The statuette tells Raja Bhoj that when Vikramaditya was king of Ujjaini, he once asked his spies to travel to the four corners to discover and report any unusual occurrence. One spy returned from Mount Chitrakut and told the king of a stream of water atop the hill to which pilgrims came for purificatory baths. If however a criminal bathed there, the water that flowed off his limbs would change colour.
A brahmin had made offerings there for uncounted years but though the ashes from his havankund were heaped high daily, he had achieved no results and never spoke a word to anyone.

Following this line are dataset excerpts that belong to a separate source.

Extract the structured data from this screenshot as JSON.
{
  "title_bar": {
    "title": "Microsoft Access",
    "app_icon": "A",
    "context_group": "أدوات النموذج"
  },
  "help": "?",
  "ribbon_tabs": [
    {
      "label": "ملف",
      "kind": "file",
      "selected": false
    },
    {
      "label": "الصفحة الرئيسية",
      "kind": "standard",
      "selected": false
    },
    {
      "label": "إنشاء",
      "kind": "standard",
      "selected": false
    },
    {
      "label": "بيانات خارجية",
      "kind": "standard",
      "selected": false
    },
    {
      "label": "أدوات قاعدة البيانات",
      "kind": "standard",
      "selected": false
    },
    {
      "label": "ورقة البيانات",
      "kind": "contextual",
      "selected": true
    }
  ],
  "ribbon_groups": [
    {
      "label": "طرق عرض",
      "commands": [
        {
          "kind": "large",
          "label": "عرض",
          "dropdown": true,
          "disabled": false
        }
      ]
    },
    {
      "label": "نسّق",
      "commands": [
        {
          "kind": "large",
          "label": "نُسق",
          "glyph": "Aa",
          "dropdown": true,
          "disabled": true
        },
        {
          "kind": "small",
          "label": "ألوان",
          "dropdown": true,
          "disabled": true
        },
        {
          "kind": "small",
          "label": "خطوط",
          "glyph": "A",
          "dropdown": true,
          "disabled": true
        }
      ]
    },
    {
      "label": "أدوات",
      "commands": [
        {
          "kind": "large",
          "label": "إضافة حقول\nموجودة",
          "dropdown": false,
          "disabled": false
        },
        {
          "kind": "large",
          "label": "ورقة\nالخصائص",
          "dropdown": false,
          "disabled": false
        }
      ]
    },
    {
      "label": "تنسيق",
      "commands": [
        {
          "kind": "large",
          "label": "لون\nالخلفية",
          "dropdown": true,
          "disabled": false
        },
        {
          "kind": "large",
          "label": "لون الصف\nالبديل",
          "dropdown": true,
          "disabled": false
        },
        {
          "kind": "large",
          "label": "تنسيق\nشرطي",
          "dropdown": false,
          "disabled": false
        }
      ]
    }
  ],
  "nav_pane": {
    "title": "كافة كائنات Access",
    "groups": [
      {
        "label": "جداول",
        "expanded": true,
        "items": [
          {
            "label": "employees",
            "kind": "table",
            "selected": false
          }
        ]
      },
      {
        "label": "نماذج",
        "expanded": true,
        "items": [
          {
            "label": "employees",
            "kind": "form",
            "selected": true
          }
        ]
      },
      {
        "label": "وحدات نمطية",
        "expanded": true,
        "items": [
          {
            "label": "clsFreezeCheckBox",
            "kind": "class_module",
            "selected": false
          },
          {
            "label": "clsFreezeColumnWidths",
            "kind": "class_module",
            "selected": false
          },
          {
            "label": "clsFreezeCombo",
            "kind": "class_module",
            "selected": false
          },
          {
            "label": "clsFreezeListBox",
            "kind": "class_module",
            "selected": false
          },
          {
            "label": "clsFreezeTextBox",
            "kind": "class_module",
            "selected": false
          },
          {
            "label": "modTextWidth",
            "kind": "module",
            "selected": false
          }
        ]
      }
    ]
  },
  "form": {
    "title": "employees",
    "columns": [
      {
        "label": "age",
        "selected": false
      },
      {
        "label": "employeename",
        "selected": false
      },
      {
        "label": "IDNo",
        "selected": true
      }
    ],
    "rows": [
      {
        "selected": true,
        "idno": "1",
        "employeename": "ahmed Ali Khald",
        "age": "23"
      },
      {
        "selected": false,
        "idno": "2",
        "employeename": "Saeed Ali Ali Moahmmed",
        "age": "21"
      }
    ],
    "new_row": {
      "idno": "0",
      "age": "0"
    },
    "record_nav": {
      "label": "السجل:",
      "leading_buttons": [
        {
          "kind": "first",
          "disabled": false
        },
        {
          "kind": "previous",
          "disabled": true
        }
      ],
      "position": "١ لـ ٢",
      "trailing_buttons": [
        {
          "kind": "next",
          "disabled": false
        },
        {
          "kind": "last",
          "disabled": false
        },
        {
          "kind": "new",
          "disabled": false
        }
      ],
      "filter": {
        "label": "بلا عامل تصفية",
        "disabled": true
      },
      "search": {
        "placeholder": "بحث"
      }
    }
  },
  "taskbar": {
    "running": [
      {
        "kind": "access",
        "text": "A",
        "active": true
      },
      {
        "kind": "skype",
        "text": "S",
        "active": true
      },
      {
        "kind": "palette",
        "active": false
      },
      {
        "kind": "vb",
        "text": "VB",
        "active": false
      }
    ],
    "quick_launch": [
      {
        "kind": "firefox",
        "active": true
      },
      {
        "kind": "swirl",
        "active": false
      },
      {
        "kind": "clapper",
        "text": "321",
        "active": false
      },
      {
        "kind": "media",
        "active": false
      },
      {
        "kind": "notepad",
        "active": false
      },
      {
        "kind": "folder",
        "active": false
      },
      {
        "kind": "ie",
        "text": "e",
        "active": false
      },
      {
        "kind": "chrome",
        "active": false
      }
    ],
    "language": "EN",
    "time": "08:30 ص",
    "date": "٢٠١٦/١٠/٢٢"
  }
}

Hearing this, the king and a companion fared forth to investigate. He recognised a powerful presence or concentrated energy of the Earth Mother at that place and felt elated. He performed an ablution not in water but in air, an 'air-bath' so to speak, and prostrated at the shrine of the goddess. Going next to the brahmin, he asked how many years he had spent in daily sacrifice. Breaking his silence for the king, the man disclosed that he had begun his sacrifice when the Sapta Rishi (Great Bear) constellation was in the lunar house of Revati and since it was now in Ashvini, a hundred years had passed without the goddess being propitiated.
Moved by pity, the king decided to sacrifice himself to the goddess and with a prayer, put his sword to his own throat. But the goddess halted his arm and said, "I am pleased, O king, choose a wish." The king asked her why she refused to respond to the brahmin's pleas but had answered him at once.
The Earth Mother said, "O king, he has indeed been sacrificing for a long time, but his heart lacks soundness. Offerings made merely by the fingers have no value for me. Divine grace is not found in a stick of wood, in a stone or a piece of baked clay. It is found in the heart."
Commending Vikramaditya for sacrificing himself for the sake of others, she granted the priest his wish and vanished.
"O king," said the second statuette to Raja Bhoj, "if you are as sincere and big-hearted as Vikramaditya, ascend this throne."